Acórdão nº 1168/17.2 BELRS de Tribunal Central Administrativo Sul, 17 de Janeiro de 2019

Magistrado ResponsávelCATARINA ALMEIDA E SOUSA
Data da Resolução17 de Janeiro de 2019
EmissorTribunal Central Administrativo Sul

Processo nº 1168/17.2 BELRS Acordam, em conferência, os juízes que compõem a Secção de Contencioso Tributário do Tribunal Central Administrativo Sul * Vem a Fazenda Pública, ao abrigo do disposto no artigo 652º, nº2 do CPC, reclamar para a conferência da decisão da Relatora, de 19/11/18, proferida no âmbito do recurso jurisdicional interposto por A……..

, contra a sentença proferida pelo Tribunal Tributário de Lisboa, em processo de reclamação apresentada nos termos do artigo 276º do CPPT.

A decisão ora reclamada determinou, em síntese, a revogação da sentença recorrida, ordenando a baixa dos autos aos competentes Serviços da ATA, a fim de aí passarem a ser tramitados (e decididos), se a nada mais obstar, como pedido de anulação de venda.
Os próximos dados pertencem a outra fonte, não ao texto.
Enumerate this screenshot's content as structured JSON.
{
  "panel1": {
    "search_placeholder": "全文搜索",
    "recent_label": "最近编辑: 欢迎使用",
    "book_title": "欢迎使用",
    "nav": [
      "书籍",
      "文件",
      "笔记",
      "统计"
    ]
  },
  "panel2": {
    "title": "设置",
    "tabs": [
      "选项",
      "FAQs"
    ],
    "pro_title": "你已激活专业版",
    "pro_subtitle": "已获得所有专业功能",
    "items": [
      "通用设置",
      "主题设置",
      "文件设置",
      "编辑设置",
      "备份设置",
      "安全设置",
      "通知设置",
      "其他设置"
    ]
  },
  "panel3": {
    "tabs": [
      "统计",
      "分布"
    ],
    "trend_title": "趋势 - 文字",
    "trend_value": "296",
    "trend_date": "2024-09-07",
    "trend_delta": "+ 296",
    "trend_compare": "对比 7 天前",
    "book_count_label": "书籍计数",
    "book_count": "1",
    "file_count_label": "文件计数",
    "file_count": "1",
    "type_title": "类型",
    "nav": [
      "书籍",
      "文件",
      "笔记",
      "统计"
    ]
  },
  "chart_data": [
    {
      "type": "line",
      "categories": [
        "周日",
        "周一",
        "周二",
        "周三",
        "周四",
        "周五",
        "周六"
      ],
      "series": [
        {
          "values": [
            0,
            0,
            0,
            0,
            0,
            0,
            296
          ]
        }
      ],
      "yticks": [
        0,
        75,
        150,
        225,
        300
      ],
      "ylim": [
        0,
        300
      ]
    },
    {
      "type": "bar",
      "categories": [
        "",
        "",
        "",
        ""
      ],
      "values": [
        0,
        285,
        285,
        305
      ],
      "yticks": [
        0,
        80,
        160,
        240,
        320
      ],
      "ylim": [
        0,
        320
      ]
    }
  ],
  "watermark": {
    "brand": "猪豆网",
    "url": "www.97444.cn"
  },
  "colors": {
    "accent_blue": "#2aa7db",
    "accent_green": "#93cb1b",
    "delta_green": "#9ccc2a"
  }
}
A Reclamante, Fazenda Pública, formulou as seguintes conclusões: I.

Como facilmente se pode constatar pelo exposto em A), o processado já vai longo, com múltiplos incidentes processuais de natureza muito diversa, incluindo intervenções de três tribunais diferentes.

II.

Pelo que a presente decisão de inutilizar todo o processado e fazer retornar a apreciação da questão aqui em causa ao órgão de execução fiscal como se de uma nova reclamação se tratasse, encerra uma radicalidade evidente que merece, na nossa opinião, ser reavaliada pelo colectivo de juízes.

III.

Acresce que as consequências que uma decisão deste género acarreta no âmbito de um processo urgente como o presente, uma reclamação de acto do órgão de execução fiscal interposta ao abrigo do artigo 276.º do CPPT, têm uma relevância especial pela demora que certamente vai provocar.

IV.

Na nossa opinião, parece-nos ter ficado perfeitamente estabelecido que a causa de pedir é a nulidade da citação da Reclamante no processo de execução fiscal e o pedido é a anulação de todo o processado na execução fiscal posterior a esse acto como consequência legal normal dessa situação, uma vez verificada.

V.

Evidentemente que, se assim fosse entendido, a venda do imóvel, como todos os outros actos subsequentes à citação declarada nula, teriam de desaparecer da ordem jurídica.

VI.

Mas foi esta efectivamente a posição da Reclamante, consecutivamente renovada ao longo de todo o processado, que nunca, em nenhuma das múltiplas ocasiões que teve para o fazer ao longo da marcha do presente processo, pediu a anulação da venda, nem invocou o artigo 257.º do CPPT onde esse procedimento está previsto.

VII.

Basta conferir o que já se apontou nos pontos 8, 11, 18, 20, 22, 23, 24, 25 e 26.

VIII.

Incluindo nas conclusões apresentadas no presente recurso, em que não há qualquer referência a um eventual pedido de anulação da venda, nem é citada qualquer norma que o regule, o que, como se sabe, tem o efeito processual de também delimitar objectivamente o âmbito do próprio recurso (cfr. artigos 635.° n° 4, 637.° n° 2 e 639.° n°s 1 e 2 do C.P.C.) IX.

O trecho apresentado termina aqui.